Firstly, ther are not to many doctors who speak our native languages. We are trying to improve this by providing Qechua (among other dialects) lessons to our doctors to bridge the gap between patient and doctor. Secondly, there has been a lack of respect to the customs of many populations within our country. As I previously mentioned, customs are really important for the Quechan community, for example the women’s relatives (specially the husband and mother-in-law) will almost always be present in the delivery process as this provides the mother of the newborn great confidence during the whole process. The main problem that is generally faced after the childbirth process is that a lot of care is generally given to the mother and not to the newborn. With our methodology, both the mother and child will be treated with extreme care and precaution.

Finally, for the Andean culture, the placenta is a living organism by itself; it dies so the baby can come to life. According to ancient practices, and as with any other living creature, to ensure the baby’s well-being, the placenta must receive a proper burial through traditional methods and ceremonies. This is evidently at odds with many western customs and methods. But if we honor and respect those traditions, more and more people will come to our facilities to receive our childbirth methods thus ensuring better health for everyone. Basically, students trained with western methods need to learn to treat indigenous patients with their own rules. We need to learn how to think as they do so we can give them the right prescriptions and help them to the best of our knowledge.

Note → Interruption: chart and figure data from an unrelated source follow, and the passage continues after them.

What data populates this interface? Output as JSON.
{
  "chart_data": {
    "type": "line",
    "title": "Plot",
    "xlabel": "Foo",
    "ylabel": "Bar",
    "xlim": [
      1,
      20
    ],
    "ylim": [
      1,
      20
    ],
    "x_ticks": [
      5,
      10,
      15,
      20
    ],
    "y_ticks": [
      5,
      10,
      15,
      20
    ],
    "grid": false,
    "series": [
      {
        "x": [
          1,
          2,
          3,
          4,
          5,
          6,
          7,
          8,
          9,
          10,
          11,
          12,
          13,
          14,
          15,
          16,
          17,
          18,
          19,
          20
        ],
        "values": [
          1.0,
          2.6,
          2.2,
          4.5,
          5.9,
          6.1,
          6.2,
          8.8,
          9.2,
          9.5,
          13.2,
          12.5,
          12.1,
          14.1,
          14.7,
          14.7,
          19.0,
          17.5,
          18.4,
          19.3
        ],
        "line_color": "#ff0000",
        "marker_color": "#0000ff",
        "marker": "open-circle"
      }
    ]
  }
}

Another subject worth addressing is related to our infrastructure; we have constructed 74 new facilities within the last couple years; this has been unprecedented due to the precarious economic conditions that Peru experienced in the past. There is a psychological trigger when people visit a hospital that is comfortable, well-equipped and seems modern and reliable; this helps us earn the trust of our patients before they meet the doctors. The quality standards for all of our clinics and facilities are the same both for Lima and throughout the rest of our provinces; this is important for everyone to know.

Looking at the future and, bearing in mind new health reform under way in Peru, where do you see Parsalud going?

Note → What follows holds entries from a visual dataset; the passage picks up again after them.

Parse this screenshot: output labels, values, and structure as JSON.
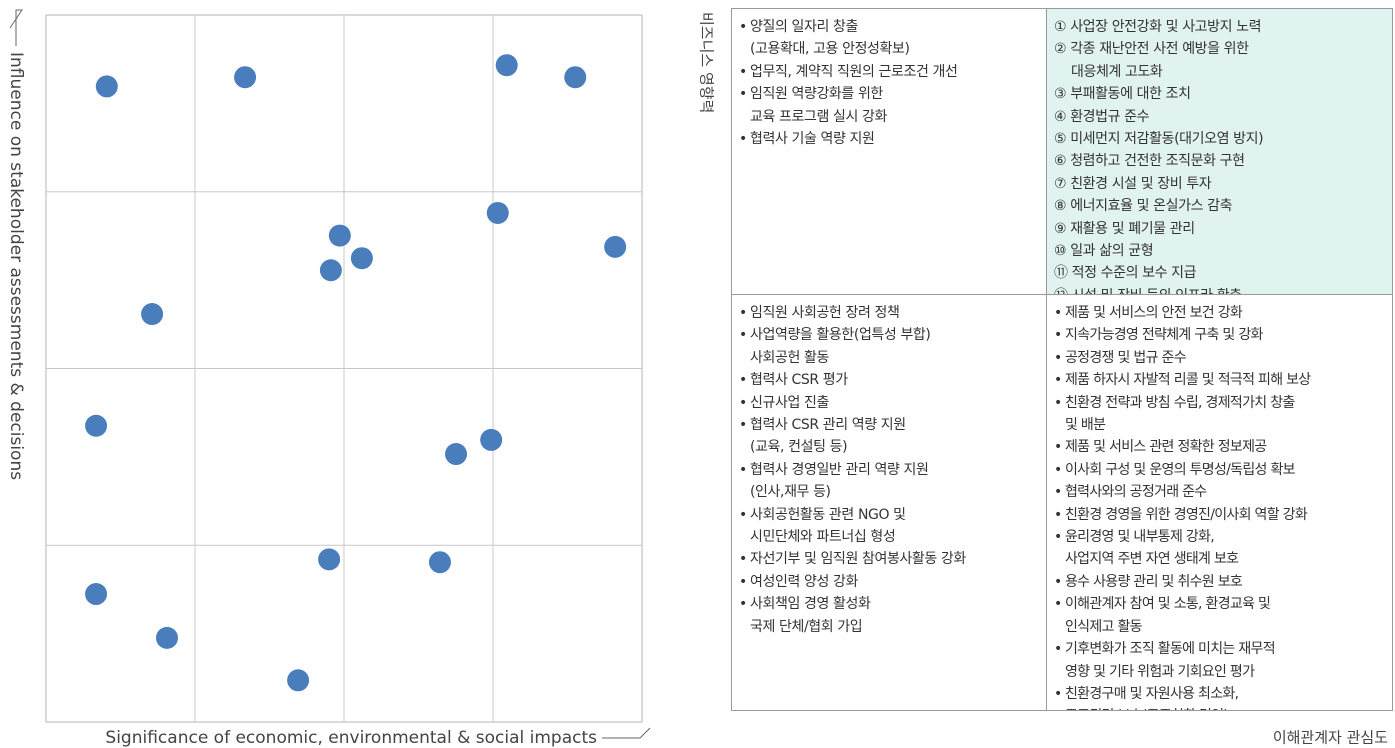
{
  "chart_data": {
    "type": "scatter",
    "x_label": "Significance of economic, environmental & social impacts",
    "y_label": "Influence on stakeholder assessments & decisions",
    "color": "#4a7dbb",
    "xlim": [
      0,
      100
    ],
    "ylim": [
      0,
      100
    ],
    "xticks": [
      25,
      50,
      75
    ],
    "yticks": [
      25,
      50,
      75
    ],
    "grid": true,
    "x": [
      10.2,
      33.4,
      77.3,
      88.8,
      75.8,
      49.3,
      53.0,
      47.8,
      95.5,
      17.8,
      8.4,
      74.7,
      68.8,
      47.5,
      66.1,
      8.4,
      20.3,
      42.3
    ],
    "values": [
      89.9,
      91.2,
      92.9,
      91.2,
      72.0,
      68.8,
      65.6,
      63.9,
      67.2,
      57.7,
      41.9,
      39.9,
      37.9,
      23.0,
      22.6,
      18.1,
      11.9,
      5.9
    ]
  },
  "matrix": {
    "y_label": "비즈니스 영향력",
    "x_label": "이해관계자 관심도",
    "quadrants": [
      {
        "items": [
          [
            "양질의 일자리 창출",
            "(고용확대, 고용 안정성확보)"
          ],
          [
            "업무직, 계약직 직원의 근로조건 개선"
          ],
          [
            "임직원 역량강화를 위한",
            "교육 프로그램 실시 강화"
          ],
          [
            "협력사 기술 역량 지원"
          ]
        ]
      },
      {
        "items": [
          [
            "① 사업장 안전강화 및 사고방지 노력"
          ],
          [
            "② 각종 재난안전 사전 예방을 위한",
            "대응체계 고도화"
          ],
          [
            "③ 부패활동에 대한 조치"
          ],
          [
            "④ 환경법규 준수"
          ],
          [
            "⑤ 미세먼지 저감활동(대기오염 방지)"
          ],
          [
            "⑥ 청렴하고 건전한 조직문화 구현"
          ],
          [
            "⑦ 친환경 시설 및 장비 투자"
          ],
          [
            "⑧ 에너지효율 및 온실가스 감축"
          ],
          [
            "⑨ 재활용 및 폐기물 관리"
          ],
          [
            "⑩ 일과 삶의 균형"
          ],
          [
            "⑪ 적정 수준의 보수 지급"
          ],
          [
            "⑫ 시설 및 장비 등의 인프라 확충"
          ]
        ]
      },
      {
        "items": [
          [
            "임직원 사회공헌 장려 정책"
          ],
          [
            "사업역량을 활용한(업특성 부합)",
            "사회공헌 활동"
          ],
          [
            "협력사 CSR 평가"
          ],
          [
            "신규사업 진출"
          ],
          [
            "협력사 CSR 관리 역량 지원",
            "(교육, 컨설팅 등)"
          ],
          [
            "협력사 경영일반 관리 역량 지원",
            "(인사,재무 등)"
          ],
          [
            "사회공헌활동 관련 NGO 및",
            "시민단체와 파트너십 형성"
          ],
          [
            "자선기부 및 임직원 참여봉사활동 강화"
          ],
          [
            "여성인력 양성 강화"
          ],
          [
            "사회책임 경영 활성화",
            "국제 단체/협회 가입"
          ]
        ]
      },
      {
        "items": [
          [
            "제품 및 서비스의 안전 보건 강화"
          ],
          [
            "지속가능경영 전략체계 구축 및 강화"
          ],
          [
            "공정경쟁 및 법규 준수"
          ],
          [
            "제품 하자시 자발적 리콜 및 적극적 피해 보상"
          ],
          [
            "친환경 전략과 방침 수립, 경제적가치 창출",
            "및 배분"
          ],
          [
            "제품 및 서비스 관련 정확한 정보제공"
          ],
          [
            "이사회 구성 및 운영의 투명성/독립성 확보"
          ],
          [
            "협력사와의 공정거래 준수"
          ],
          [
            "친환경 경영을 위한 경영진/이사회 역할 강화"
          ],
          [
            "윤리경영 및 내부통제 강화,",
            "사업지역 주변 자연 생태계 보호"
          ],
          [
            "용수 사용량 관리 및 취수원 보호"
          ],
          [
            "이해관계자 참여 및 소통, 환경교육 및",
            "인식제고 활동"
          ],
          [
            "기후변화가 조직 활동에 미치는 재무적",
            "영향 및 기타 위험과 기회요인 평가"
          ],
          [
            "친환경구매 및 자원사용 최소화,",
            "주주권리 보호(주주친화 경영)"
          ]
        ]
      }
    ]
  }
}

With this new reform’s context, we proposed the need for a national health investment program that would be the synthesis of our experience. This includes investments, equipment and revenue model; now we reached such a point in which we have the “know how” to launch a national health investment program from scratch. Parsalud will turn into that investment program; to be more specific, we will handle all the management duties. We will keep investing in regional hospitals; PEN 8.4 billion (USD 2.73 billion) is destined towards this goal of improving equipment, infrastructure and the operational strategies.

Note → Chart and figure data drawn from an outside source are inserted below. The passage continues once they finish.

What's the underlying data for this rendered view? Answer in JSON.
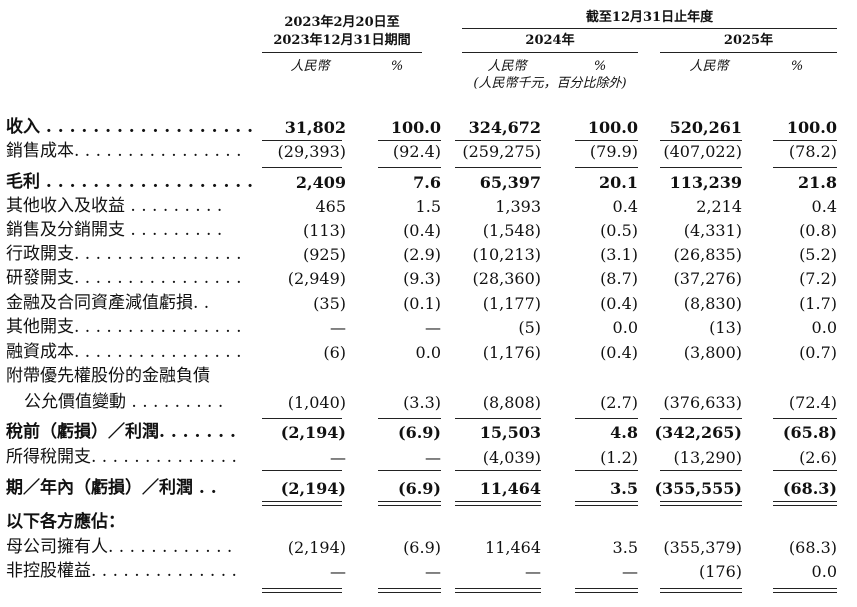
{
  "header": {
    "period1_line1": "2023年2月20日至",
    "period1_line2": "2023年12月31日期間",
    "year_end_group": "截至12月31日止年度",
    "year_2024": "2024年",
    "year_2025": "2025年",
    "currency": "人民幣",
    "percent": "%",
    "unit_note": "(人民幣千元，百分比除外)"
  },
  "rows": [
    {
      "label": "收入 . . . . . . . . . . . . . . . . . .",
      "bold": true,
      "values": [
        "31,802",
        "100.0",
        "324,672",
        "100.0",
        "520,261",
        "100.0"
      ]
    },
    {
      "label": "銷售成本. . . . . . . . . . . . . . . .",
      "bold": false,
      "values": [
        "(29,393)",
        "(92.4)",
        "(259,275)",
        "(79.9)",
        "(407,022)",
        "(78.2)"
      ]
    },
    {
      "label": "毛利 . . . . . . . . . . . . . . . . . .",
      "bold": true,
      "values": [
        "2,409",
        "7.6",
        "65,397",
        "20.1",
        "113,239",
        "21.8"
      ]
    },
    {
      "label": "其他收入及收益 . . . . . . . . .",
      "bold": false,
      "values": [
        "465",
        "1.5",
        "1,393",
        "0.4",
        "2,214",
        "0.4"
      ]
    },
    {
      "label": "銷售及分銷開支 . . . . . . . . .",
      "bold": false,
      "values": [
        "(113)",
        "(0.4)",
        "(1,548)",
        "(0.5)",
        "(4,331)",
        "(0.8)"
      ]
    },
    {
      "label": "行政開支. . . . . . . . . . . . . . . .",
      "bold": false,
      "values": [
        "(925)",
        "(2.9)",
        "(10,213)",
        "(3.1)",
        "(26,835)",
        "(5.2)"
      ]
    },
    {
      "label": "研發開支. . . . . . . . . . . . . . . .",
      "bold": false,
      "values": [
        "(2,949)",
        "(9.3)",
        "(28,360)",
        "(8.7)",
        "(37,276)",
        "(7.2)"
      ]
    },
    {
      "label": "金融及合同資產減值虧損. .",
      "bold": false,
      "values": [
        "(35)",
        "(0.1)",
        "(1,177)",
        "(0.4)",
        "(8,830)",
        "(1.7)"
      ]
    },
    {
      "label": "其他開支. . . . . . . . . . . . . . . .",
      "bold": false,
      "values": [
        "—",
        "—",
        "(5)",
        "0.0",
        "(13)",
        "0.0"
      ]
    },
    {
      "label": "融資成本. . . . . . . . . . . . . . . .",
      "bold": false,
      "values": [
        "(6)",
        "0.0",
        "(1,176)",
        "(0.4)",
        "(3,800)",
        "(0.7)"
      ]
    },
    {
      "label": "附帶優先權股份的金融負債",
      "bold": false,
      "values": [
        "",
        "",
        "",
        "",
        "",
        ""
      ]
    },
    {
      "label": "公允價值變動 . . . . . . . . .",
      "bold": false,
      "indent": true,
      "values": [
        "(1,040)",
        "(3.3)",
        "(8,808)",
        "(2.7)",
        "(376,633)",
        "(72.4)"
      ]
    },
    {
      "label": "稅前（虧損）／利潤. . . . . . .",
      "bold": true,
      "values": [
        "(2,194)",
        "(6.9)",
        "15,503",
        "4.8",
        "(342,265)",
        "(65.8)"
      ]
    },
    {
      "label": "所得稅開支. . . . . . . . . . . . . .",
      "bold": false,
      "values": [
        "—",
        "—",
        "(4,039)",
        "(1.2)",
        "(13,290)",
        "(2.6)"
      ]
    },
    {
      "label": "期／年內（虧損）／利潤 . .",
      "bold": true,
      "values": [
        "(2,194)",
        "(6.9)",
        "11,464",
        "3.5",
        "(355,555)",
        "(68.3)"
      ]
    },
    {
      "label": "以下各方應佔：",
      "bold": true,
      "values": [
        "",
        "",
        "",
        "",
        "",
        ""
      ]
    },
    {
      "label": "母公司擁有人. . . . . . . . . . . .",
      "bold": false,
      "values": [
        "(2,194)",
        "(6.9)",
        "11,464",
        "3.5",
        "(355,379)",
        "(68.3)"
      ]
    },
    {
      "label": "非控股權益. . . . . . . . . . . . . .",
      "bold": false,
      "values": [
        "—",
        "—",
        "—",
        "—",
        "(176)",
        "0.0"
      ]
    }
  ]
}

We have an enormous challenge to create large facilities that can accommodate more patients with the best available medical equipment because the largest hospitals in our country are really old. We must close the gap between the past and modernity. We need to generate more hospital managing specialists and we need professionals to take care of 120 hospitals around the country. Using statistical data at our disposal, we have to wait nine years to get all the management personnel that we require. We will need to cover those positions any way we can.

What would you like to personally accomplish by 2020?

I would like to generate, at the very least, 30 world-class hospitals for our health insurance system. We are aware of our limitations, mostly related to hospital management and treatment so that people can get solutions for all of their problems. We will need a lot of internal organization to be able to cope with such a great task but I am confident that eventually, we will get there in the near future!